Pagi itu hujan memayungi bumantara. Ada rasa yang berbeda ketika aku memutuskan untuk memilihmu daripada yang lain. Meskipun ini bukan pertama kali aku berawai karena kasih tak sampai. Namun, kali ini juga, ada kesan yang terasa indah menerima hasil dari semesta. Aku tidak berkelesah, melainkan senyum merekah karena aku yakin, di hatimu pun demikian juga.
Aku tak menyesal memilihmu, meskipun kita tidak ditakdirkan bersama. Ini bukan tentang kekasih, melainkan tentang nuraga dan konsistensi.
Selalu ada rasa haru setiap menelusuri perjalananmu. Membaca riwayatmu. Mempelajari setiap ujaranmu di seluruh momen penting dalam hidupmu.
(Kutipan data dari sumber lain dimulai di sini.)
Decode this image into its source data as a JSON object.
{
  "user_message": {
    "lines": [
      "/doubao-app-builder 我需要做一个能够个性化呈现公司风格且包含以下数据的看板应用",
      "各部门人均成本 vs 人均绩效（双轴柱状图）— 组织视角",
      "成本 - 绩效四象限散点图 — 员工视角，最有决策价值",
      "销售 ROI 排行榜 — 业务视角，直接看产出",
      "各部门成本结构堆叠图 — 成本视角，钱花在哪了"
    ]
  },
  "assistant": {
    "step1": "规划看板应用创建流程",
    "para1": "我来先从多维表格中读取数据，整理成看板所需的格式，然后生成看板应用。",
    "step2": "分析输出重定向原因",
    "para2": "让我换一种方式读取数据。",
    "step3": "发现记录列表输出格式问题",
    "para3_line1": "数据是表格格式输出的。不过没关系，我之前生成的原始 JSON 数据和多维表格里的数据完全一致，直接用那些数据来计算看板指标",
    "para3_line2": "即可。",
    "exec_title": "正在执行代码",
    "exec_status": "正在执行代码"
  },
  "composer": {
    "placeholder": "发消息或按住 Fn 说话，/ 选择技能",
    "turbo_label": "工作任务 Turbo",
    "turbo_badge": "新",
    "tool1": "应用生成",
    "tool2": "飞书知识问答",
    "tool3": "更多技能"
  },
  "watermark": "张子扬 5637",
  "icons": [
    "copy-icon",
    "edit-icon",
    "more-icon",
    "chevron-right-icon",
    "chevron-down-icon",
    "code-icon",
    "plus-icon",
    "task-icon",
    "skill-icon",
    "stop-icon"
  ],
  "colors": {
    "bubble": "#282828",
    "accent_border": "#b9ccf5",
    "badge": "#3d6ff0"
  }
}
Mungkin tak semua orang merasa. Tak semua orang memiliki intuisi. Mereka bersikap seolah mengerti, padahal hanya terbawa arus agitasi. Tak ada yang sempurna di jagat ini. Aku yakin kau pun punya cela yang tersembunyi. Namun, aku berimpresi bahwa kau adalah sosok yang berbudi.
Aku tak merasa lara sama sekali meskipun kau tidak menjadi pilihan mereka. Aku kecewa, tetapi aku tak bersedu nestapa. Mungkin ini jalan-Nya untukmu bisa terbang lebih tinggi. Bebas dari belenggu tirani. Pergi dari kungkungan orang-orang yang memorakporandakan harga diri. Rehat dari kepungan makar yang menggerogoti nurani. Yang terpenting tak ada lagi candramawa di sela-sela jari.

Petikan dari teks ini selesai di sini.